Porque ha de saber V. que los autores fueron, son y serán siempre
los mismos, es decir, costales de vanidad y adoradores fanáticos de
sí propios. Perdóneme Dios si peco, pero lo cierto es que no tienen
aguante. Si les mima V., si les adula, si les hace la corte, le miran
a V. como a un esclavo uncido al carro de sus triunfos, como a un
turiferario servil, como a un ilota sin importancia; si pone usted su
divinidad en tela de juicio, si sólo dobla V. ante ellos una
rodilla, si les regatea el incienso a que se juzgan acreedores,
¡pobre de V.! Le hunden a V. los sarcasmos, le apabullan a ultrajes,
le apellidan bárbaro, imbécil, pedante, y sobre todo le cuelgan a
V. el terrible calificativo, el sambenito degradante, el nombre de
¡envidioso!!


Si
levanta V. bandera negra, si trata de probar al público el poco o
ningún mérito del falso ídolo, si censura, aunque fundadamente,
sus obras, entonces... entonces viene lo de la paliza. Ejemplo al
canto. Dos meses y siete días hace que consultado por un autor, y no
de los de punta, sobre una comedia de costumbres, suya, intitulada,
por más señas, La ninfa y los tres trabucos, le puse algunos
reparos llenos de buena fé y lealtad y no desnudos de razón: me
miró de arriba abajo, se sonrió desdeñosamente, embuchó su
manuscrito y se marchó sin despedirse.
Al día siguiente supe
que entre sus correligionarios y admiradores me había adjetivado con
la más inaudita crueldad. Como la carne es flaca y la soberbia tiene
su trono en el centro del corazón humano, me incomodé como pecador
que soy, y, topándole por casualidad una tarde, tuve el poco tino de
afearle su proceder y de avinagrar con exceso las razones que
anteriormente me indujeron a censurar su malhadada producción.
Resultado: sesenta reales que me cuesta la cura del palo mayúsculo,
con el cual por poco me destapa los sesos, a razón de cincuenta
reales al médico por cinco visitas, y diez al boticario por friegas.
¿Qué tal? ¿Quid tibi videtur?... ¿Es esto aceptable? ¿Es
decoroso? ¿Es literario?... ¿Y si le envían a V. un cartel de
desafío, y si le pasan de claro en claro, y si le incendian de un
pistoletazo? ¡Perdónales, Señor! Parce illis.


Volviendo
a los dramaturgos, sepa usted que hay algunos, cosa rica. V. se
chuparía los dedos saboreando sus bellas, pero por desgracia
escasísimas producciones. De día en día van enmudeciendo. ¿Y por
qué? preguntan todos. ¿Por qué, D. Leandro?

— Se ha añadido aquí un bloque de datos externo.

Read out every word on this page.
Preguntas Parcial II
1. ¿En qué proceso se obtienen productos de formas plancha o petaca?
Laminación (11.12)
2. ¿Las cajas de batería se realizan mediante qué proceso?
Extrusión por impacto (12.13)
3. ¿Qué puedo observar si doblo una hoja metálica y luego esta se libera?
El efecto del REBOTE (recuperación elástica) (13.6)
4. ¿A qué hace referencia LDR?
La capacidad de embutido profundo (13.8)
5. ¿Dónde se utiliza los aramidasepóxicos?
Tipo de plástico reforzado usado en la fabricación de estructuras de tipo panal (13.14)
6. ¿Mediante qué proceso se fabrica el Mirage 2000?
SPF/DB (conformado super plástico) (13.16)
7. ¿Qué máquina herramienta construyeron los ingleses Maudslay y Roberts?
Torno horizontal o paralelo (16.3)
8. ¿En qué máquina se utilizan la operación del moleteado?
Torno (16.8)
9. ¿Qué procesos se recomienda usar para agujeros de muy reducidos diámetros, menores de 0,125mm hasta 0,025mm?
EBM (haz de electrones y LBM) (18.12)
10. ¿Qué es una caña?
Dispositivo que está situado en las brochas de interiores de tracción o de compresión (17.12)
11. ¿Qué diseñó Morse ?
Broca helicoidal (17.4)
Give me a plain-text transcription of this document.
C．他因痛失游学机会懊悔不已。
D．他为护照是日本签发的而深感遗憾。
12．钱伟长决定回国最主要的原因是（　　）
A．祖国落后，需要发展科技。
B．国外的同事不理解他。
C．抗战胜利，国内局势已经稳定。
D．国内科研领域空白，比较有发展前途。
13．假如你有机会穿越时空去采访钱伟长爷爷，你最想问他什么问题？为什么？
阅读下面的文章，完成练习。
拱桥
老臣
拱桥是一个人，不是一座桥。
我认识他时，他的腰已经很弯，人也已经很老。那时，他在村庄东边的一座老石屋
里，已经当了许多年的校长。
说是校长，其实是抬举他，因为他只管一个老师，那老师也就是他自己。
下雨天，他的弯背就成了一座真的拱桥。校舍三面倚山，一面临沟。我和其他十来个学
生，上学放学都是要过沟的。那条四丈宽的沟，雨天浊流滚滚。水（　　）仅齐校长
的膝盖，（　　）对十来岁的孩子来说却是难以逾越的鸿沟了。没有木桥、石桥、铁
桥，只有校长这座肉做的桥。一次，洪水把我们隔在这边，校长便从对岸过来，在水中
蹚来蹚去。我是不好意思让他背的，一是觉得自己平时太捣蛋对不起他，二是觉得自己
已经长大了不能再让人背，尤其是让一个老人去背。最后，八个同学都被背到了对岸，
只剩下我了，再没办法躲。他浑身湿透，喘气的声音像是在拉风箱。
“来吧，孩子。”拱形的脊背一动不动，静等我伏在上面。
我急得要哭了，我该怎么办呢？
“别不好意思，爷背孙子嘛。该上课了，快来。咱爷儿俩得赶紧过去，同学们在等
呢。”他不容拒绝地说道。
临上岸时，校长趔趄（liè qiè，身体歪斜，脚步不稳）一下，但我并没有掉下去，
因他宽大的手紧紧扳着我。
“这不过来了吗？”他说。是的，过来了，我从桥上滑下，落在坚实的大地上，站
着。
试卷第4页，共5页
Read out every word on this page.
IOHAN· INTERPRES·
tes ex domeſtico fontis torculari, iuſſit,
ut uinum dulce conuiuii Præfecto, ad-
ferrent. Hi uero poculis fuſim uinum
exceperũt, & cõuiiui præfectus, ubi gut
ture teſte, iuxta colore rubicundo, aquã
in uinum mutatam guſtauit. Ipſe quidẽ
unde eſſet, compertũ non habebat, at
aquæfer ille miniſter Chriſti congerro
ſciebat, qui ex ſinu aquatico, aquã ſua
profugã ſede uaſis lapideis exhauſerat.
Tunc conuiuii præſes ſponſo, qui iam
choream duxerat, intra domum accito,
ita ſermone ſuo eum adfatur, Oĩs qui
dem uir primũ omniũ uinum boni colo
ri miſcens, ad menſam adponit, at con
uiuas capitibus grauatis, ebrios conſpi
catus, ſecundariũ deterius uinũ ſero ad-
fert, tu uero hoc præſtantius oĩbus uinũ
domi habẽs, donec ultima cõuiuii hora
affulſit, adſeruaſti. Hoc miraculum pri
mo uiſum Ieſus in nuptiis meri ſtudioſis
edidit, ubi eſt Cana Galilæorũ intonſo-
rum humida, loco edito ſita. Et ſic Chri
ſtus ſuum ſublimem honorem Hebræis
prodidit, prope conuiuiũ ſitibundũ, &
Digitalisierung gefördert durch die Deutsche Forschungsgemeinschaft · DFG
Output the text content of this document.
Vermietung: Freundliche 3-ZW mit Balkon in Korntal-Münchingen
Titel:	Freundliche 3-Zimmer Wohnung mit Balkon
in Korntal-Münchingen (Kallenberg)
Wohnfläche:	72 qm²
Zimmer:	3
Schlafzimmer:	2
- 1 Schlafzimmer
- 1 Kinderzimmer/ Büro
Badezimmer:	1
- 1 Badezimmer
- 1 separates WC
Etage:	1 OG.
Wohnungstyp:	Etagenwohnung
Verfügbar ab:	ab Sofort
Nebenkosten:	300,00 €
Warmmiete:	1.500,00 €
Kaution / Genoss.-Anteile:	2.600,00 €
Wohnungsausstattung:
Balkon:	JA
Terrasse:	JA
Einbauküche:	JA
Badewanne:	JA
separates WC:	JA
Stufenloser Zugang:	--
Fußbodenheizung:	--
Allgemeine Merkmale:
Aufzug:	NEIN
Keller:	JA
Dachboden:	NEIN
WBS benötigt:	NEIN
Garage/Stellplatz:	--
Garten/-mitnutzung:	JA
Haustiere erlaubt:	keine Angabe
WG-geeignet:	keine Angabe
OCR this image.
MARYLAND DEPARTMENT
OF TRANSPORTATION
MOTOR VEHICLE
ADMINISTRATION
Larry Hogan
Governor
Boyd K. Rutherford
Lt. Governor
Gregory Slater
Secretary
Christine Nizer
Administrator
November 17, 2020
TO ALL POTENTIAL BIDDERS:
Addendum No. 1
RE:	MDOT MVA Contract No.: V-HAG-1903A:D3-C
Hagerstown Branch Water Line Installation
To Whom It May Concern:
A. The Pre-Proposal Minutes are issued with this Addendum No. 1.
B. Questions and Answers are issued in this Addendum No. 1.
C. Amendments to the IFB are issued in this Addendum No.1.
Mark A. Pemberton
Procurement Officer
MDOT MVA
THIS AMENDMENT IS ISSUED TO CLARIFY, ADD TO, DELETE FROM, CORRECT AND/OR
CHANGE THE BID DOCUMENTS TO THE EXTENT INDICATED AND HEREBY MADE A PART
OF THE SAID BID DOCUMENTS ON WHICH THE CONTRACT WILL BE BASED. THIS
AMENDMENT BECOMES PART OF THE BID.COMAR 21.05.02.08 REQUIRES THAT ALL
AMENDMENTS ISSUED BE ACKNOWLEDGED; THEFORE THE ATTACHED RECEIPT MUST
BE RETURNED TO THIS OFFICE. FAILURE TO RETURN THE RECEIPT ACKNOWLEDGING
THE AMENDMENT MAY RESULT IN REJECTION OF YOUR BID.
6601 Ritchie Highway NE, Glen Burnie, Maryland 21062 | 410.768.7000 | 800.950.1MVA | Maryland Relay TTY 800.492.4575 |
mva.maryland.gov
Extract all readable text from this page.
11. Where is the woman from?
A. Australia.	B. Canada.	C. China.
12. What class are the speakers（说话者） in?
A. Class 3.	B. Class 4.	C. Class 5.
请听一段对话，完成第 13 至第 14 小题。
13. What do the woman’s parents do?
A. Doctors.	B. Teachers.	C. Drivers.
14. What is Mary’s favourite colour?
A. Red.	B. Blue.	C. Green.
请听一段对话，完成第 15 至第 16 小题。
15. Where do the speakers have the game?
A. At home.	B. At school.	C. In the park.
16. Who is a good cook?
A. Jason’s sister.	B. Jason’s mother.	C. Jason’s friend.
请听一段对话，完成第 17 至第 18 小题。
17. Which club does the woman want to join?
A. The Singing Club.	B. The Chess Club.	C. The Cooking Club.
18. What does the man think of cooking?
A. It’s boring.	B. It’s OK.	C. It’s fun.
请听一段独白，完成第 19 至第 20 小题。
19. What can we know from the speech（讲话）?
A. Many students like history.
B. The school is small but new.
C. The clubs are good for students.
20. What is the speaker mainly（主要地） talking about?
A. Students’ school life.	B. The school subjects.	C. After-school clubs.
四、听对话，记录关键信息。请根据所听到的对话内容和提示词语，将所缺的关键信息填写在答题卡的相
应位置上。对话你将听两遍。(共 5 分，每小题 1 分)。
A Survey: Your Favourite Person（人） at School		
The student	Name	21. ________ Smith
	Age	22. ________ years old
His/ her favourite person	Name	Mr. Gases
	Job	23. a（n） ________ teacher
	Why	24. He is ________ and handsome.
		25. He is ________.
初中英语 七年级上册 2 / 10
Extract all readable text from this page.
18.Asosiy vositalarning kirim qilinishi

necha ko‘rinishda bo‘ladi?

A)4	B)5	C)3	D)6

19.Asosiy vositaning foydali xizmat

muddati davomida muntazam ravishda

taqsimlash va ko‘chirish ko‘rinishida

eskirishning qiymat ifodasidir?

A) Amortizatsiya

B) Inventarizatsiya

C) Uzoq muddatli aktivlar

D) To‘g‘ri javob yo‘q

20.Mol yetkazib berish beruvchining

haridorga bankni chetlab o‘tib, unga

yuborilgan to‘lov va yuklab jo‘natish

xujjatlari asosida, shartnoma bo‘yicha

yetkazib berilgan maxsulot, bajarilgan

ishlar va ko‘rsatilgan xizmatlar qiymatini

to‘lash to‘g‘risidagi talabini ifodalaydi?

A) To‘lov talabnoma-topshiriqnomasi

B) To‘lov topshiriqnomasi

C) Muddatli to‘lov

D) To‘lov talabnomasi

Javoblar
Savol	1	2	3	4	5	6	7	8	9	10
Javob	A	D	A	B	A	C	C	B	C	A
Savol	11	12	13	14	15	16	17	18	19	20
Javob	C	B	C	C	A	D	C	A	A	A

Porque nunca se han
oído cantar ruiseñores junto a un charco henchido de ranas
vocingleras, porque nunca se ha visto a la púdica virgen tomar parte
en los festines y algazaras de las mujeres de mal vivir. Sat est:
intelligenti pauca.


¡Ah!
Sr. Moratín de mis entrañas! Vea usted de resucitar y venirse por
acá tan campante y frescote como fue V. en sus buenos tiempos, y
afile bien antes la hoja de su vibrante espada, porque le prevengo
que los pedantillos de la era presente son más difíciles de
derrotar que Concha, Moncín, Trigueros, Comella, D. Bruno, Salanova,
etc., etc., a quienes hizo V. gigote tan a su sabor, con aplauso de
propios y extraños. Si no, pronto las diversiones españolas
quedarán reducidas a la ópera nacional, vulgo zarzuela (¿sabe V.
qué es zarzuela?... ¿no?... pues yo tampoco),
a los bailes de
candil, con su correspondiente bronquis, a las ferias, a las
funciones de toros (estas cátedras de moral de cada día más en
boga) y a los atropellos de coches. ¡Si al menos el gobierno
adoptase el pugilato de los herejes! ¡Si al menos fomentase las
riñas de gallos, (en términos cultos se llaman círculos
gallísticos)!... Por Dios, D. Leandro, resucite V. y, por lo que
pueda tronar, tráigase V. unos cuantos millones de arrobas de
sentido común (mens sana) y sobre todo de eso que usábamos
antiguamente que, si mal no recuerdo, llevaba el nombre de vergüenza,
pues acá tiempo hace que no gastamos estas cosas y, ¡si supiese V.
cuánta falta nos hacen!...


Adiós,
carísimo e inolvidable D. Leandro. Me repito su más seguro servidor
y amigo Q. S. M. B. - Juan Mazorsa, sacristán. - Es copia.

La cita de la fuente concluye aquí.